Because worship connects an eternal God to his ever-changing people, the liturgy and music of the Church must always address this relationship so that the Word is effectively and convincingly proclaimed. Static music, liturgy, and ceremony risk disconnecting Christ from his people by becoming incomprehensible, ritualistic, and meaningless. Music and ceremony that moves beyond the grasp of the average worshipper carries a similar risk. The task of Christian worship, therefore, is to assure that the eternal truths of God are effectively proclaimed to the assembly. This requires both education so that Christians understand and appreciate the liturgy and hymnody of the Church, and also reformation, so that what has become artifact can be replaced by art that is truly able to perform its functions of adorning and proclaiming the Word.
Above all, it is important to remember that though practice may be changed according to the culture of the congregation, the substance as even style of worship remains consistent according to the confessions of the Lutheran Church. Lutherans worship as Lutherans believe. Confessional Lutheran liturgy is always centered on the means of grace: Baptism, Absolution, the proclamation of the Word, and the Lord's Supper. The problem of man remains sin, and God's solution remains Christ crucified for sinners. By Grace Alone, Faith Alone, and Scripture Alone, salvation is applied to us in the Divine Service. As God's chosen people, we are built up in our understanding of both sin and grace by the proper distinction of Law and Gospel, which is essential to Lutheran doctrine and practice.
Bethany's devotion to providing worship that achieves these noble ends is expressed in our worship mission statement. This statement explains both what is essential to Christian liturgy and seeks to transcend stylistic labels by affirming that Lutheran worship embraces yet transcends both tradition and contemporary culture:
"Christian worship begins with the crucified Christ, who comes to us in Word and Sacrament. He brings to the people of God forgiveness of sins, life, and salvation. We in turn extol these gifts with joyful thanksgiving an praise, proclaiming the story of God's love through His Word. This celebration is done in concert with the Church throughout the world, and finds its expression in the liturgy. Lutheran worship is traditional in that it is part of the timeless culture of the Church, and contemporary in that it effectively communicates the Gospel to the assembly. Worship is the vocation of all baptized Christians. The Divine Service at Bethany is therefore designed to involve all who gather here in the name of the Lord."

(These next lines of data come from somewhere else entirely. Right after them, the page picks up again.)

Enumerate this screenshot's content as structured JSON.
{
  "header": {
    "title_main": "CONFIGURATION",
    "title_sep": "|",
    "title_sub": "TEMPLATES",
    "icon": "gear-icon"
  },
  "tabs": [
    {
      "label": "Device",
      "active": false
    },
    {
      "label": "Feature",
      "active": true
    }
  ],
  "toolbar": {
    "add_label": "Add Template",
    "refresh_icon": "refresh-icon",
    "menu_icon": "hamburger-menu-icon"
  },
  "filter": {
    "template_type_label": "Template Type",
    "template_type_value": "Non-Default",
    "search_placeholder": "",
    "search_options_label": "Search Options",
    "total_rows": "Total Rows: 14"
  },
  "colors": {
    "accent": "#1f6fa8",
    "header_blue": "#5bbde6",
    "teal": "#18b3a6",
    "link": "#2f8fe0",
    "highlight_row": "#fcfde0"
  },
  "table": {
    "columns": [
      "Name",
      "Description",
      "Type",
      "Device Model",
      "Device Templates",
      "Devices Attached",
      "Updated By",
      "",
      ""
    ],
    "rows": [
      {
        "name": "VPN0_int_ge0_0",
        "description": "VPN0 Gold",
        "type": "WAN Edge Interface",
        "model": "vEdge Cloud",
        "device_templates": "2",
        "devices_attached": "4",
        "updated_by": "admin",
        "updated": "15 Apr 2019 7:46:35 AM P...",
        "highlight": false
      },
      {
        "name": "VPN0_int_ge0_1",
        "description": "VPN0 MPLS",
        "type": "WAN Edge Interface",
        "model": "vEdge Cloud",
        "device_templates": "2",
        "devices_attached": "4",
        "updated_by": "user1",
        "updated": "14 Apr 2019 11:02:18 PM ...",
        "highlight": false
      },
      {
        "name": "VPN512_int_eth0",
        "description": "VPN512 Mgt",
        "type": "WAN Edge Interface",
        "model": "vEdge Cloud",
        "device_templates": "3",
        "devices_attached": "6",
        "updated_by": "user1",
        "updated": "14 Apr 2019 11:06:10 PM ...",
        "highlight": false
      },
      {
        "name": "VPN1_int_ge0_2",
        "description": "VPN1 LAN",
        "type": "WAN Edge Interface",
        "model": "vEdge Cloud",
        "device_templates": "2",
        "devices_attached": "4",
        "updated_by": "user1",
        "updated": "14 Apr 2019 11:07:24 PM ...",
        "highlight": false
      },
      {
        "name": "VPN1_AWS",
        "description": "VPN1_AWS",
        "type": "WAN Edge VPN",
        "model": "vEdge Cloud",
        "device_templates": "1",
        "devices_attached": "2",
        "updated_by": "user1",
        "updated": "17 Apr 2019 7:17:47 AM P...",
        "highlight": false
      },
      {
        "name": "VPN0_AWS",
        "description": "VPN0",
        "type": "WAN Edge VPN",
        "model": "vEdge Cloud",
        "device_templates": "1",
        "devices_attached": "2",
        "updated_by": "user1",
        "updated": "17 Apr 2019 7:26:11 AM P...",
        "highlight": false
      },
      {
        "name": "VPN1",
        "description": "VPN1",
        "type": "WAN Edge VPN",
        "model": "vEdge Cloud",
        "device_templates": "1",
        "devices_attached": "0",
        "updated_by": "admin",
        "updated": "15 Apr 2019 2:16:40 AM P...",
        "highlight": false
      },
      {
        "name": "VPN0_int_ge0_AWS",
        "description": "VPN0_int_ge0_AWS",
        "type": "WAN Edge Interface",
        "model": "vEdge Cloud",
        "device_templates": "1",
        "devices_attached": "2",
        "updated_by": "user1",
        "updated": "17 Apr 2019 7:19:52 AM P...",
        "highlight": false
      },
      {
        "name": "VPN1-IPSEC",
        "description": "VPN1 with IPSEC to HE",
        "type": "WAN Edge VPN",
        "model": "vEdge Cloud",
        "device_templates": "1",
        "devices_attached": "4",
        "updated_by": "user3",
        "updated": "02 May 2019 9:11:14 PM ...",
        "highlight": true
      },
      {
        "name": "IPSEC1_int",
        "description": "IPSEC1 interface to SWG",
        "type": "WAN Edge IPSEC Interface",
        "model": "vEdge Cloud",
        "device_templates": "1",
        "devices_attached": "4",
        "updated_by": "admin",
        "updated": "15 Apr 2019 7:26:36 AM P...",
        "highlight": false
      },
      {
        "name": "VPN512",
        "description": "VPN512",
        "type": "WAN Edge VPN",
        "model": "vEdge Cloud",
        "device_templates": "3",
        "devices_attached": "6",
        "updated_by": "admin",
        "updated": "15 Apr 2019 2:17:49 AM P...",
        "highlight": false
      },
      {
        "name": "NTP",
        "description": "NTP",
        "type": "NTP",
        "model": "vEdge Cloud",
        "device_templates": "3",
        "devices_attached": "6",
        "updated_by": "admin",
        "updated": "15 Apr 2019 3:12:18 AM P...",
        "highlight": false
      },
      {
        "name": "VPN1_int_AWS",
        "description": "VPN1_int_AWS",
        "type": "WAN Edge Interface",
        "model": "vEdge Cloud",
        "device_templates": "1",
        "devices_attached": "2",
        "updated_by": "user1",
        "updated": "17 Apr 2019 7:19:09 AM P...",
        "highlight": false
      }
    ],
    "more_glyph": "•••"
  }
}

Because worship that is truly confessional and evangelical cannot be static, and because congregations need to be educated about liturgy and worship that they may better know the riches they have received as members of the body of Christ, the program staff, the worship committee, and Ministry Council have designed the following three-year plan to nurture Lutheran worship in our parish. This plan takes the form of a series of strategic educational foci, which are accompanied by specific ceremonial, liturgical, or musical emphases designed to enrich the Divine Service at Bethany, that all who attend worship here may be more strongly connected to our Lord and Savior Jesus Christ through His means of grace.
So, "there it is". Looking back eight years later I can see some things that could have been said better, such as referring to "customs" that may be changed rather than "practices", since "practices" best refers to essentials such as baptizing and communing and absolving and so "customs" is a better word to describe adiophoric approaches as to how such things may best be done in a given cultural context. But enough of what I think. What do you think?